The omission of a text version of your email is another oversight. Obviously, HTML emails allow for nicer, more effective messages, but you can't forget about those subscribers with either basic or overly secure email clients that won't view HTML, not to mention the growing number of people checking email on mobile devices. What's more is that ISPs are now looking for text versions, and often filter messages into junk or spam folders if emails are sent without them. Even if you're just providing a link to where the HTML version of the message can be viewed online, a text version is important. Additionally, even within an HTML email, it pays to make sure your message is mostly text, supported by graphics and is not just one big graphic. Graphics are often stripped out by email clients, or flagged by ISPs. The optimal mix is about 60 percent text and 40 percent graphics.

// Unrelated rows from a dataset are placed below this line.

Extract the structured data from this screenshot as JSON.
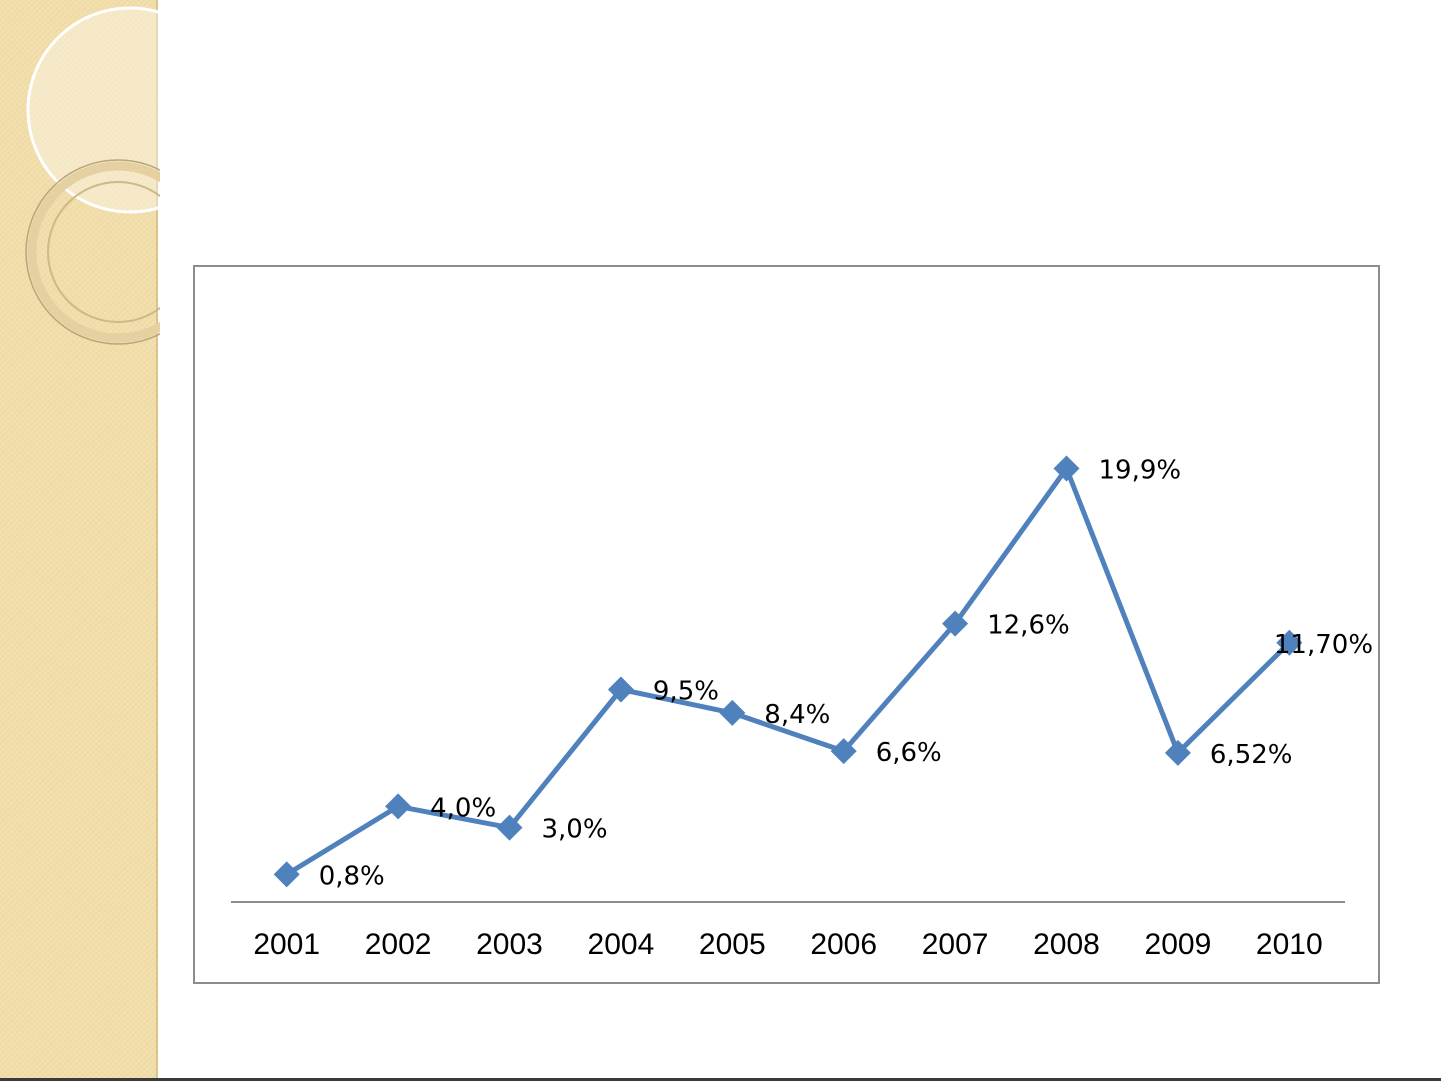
{
  "theme": {
    "accent": "#4f81bd",
    "side_panel": "#f2deaa",
    "frame_border": "#8c8c8c"
  },
  "chart_data": {
    "type": "line",
    "categories": [
      "2001",
      "2002",
      "2003",
      "2004",
      "2005",
      "2006",
      "2007",
      "2008",
      "2009",
      "2010"
    ],
    "series": [
      {
        "values": [
          0.8,
          4.0,
          3.0,
          9.5,
          8.4,
          6.6,
          12.6,
          19.9,
          6.52,
          11.7
        ],
        "labels": [
          "0,8%",
          "4,0%",
          "3,0%",
          "9,5%",
          "8,4%",
          "6,6%",
          "12,6%",
          "19,9%",
          "6,52%",
          "11,70%"
        ],
        "color": "#4f81bd",
        "marker": "diamond"
      }
    ],
    "ylim": [
      -0.5,
      27.5
    ],
    "grid": false,
    "legend": "none",
    "y_axis_visible": false
  }
}
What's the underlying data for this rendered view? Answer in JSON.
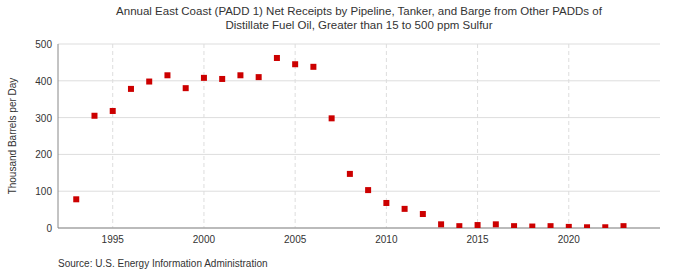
{
  "chart_data": {
    "type": "scatter",
    "title": "Annual East Coast (PADD 1) Net Receipts by Pipeline, Tanker, and Barge from Other PADDs of\nDistillate Fuel Oil, Greater than 15 to 500 ppm Sulfur",
    "ylabel": "Thousand Barrels per Day",
    "source": "Source: U.S. Energy Information Administration",
    "color": "#cc0000",
    "marker": "square",
    "grid": true,
    "xlim": [
      1992,
      2025
    ],
    "xticks": [
      1995,
      2000,
      2005,
      2010,
      2015,
      2020
    ],
    "ylim": [
      0,
      500
    ],
    "yticks": [
      0,
      100,
      200,
      300,
      400,
      500
    ],
    "x": [
      1993,
      1994,
      1995,
      1996,
      1997,
      1998,
      1999,
      2000,
      2001,
      2002,
      2003,
      2004,
      2005,
      2006,
      2007,
      2008,
      2009,
      2010,
      2011,
      2012,
      2013,
      2014,
      2015,
      2016,
      2017,
      2018,
      2019,
      2020,
      2021,
      2022,
      2023
    ],
    "values": [
      78,
      305,
      318,
      378,
      398,
      415,
      380,
      408,
      405,
      415,
      410,
      462,
      445,
      438,
      298,
      147,
      103,
      68,
      52,
      38,
      10,
      5,
      8,
      10,
      5,
      4,
      5,
      3,
      2,
      2,
      5
    ]
  }
}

Another easy way to maximize your effectiveness is to send to your most recent subscribers first. Your newest subscribers will be the most likely to view your message and click on links. They are also sure to remember signing up for your email list, making them less likely to complain. Sending to these types of subscribers first is a great way to establish a good reputation with the ISPs.
Before You Hit Send - How's Your Subject Line?
A simple misstep companies often make when venturing into email marketing is to underestimate the importance of a good subject line. It's hard to guess what will entice your subscribers into opening your message, but with a little common sense and testing, you can figure out the most effective format to use. Try several variations of the subject line for each of your first few sends, and then keep an eye on your open rates. Figure out which one is most effective, and stick to the format for future sends.
A few tips to keep in mind for subject lines include: 1) Keep them short, 35 - 45 characters are ideal so they can be read easily in most email clients and on mobile devices, 2) Put the important part of your message near the front of the subject line so it comes across, 3) Convey value and urgency to encourage opens.
...And The Results Are In
To make sure your emails are doing well, you need to check in on the reports periodically. Delivery rate is a key metric, you want to make sure your subscribers are receiving your content, and views are obviously also important. But something to look out for: emails with good delivery rates (89 - 90% is average), but low view rates (10-15% view rate is average). This indicates is that your email messages are being delivered, but that they are likely going to a junk or spam folder and not viewed. This can easily go undetected by email marketers, who will continue to devote resources to an email newsletter or other campaign that isn't even reaching all of their clients. You may need to contact the ISP to resolve this filtering issue, but a good way to start is to adjust your content and apply best email design practices (or consider having a professional design a template for you). And you should see that open rate jump.
In my experience, those willing to apply these basic principles in their email marketing efforts are guaranteed to have a successful and trouble-free email marketing experiences.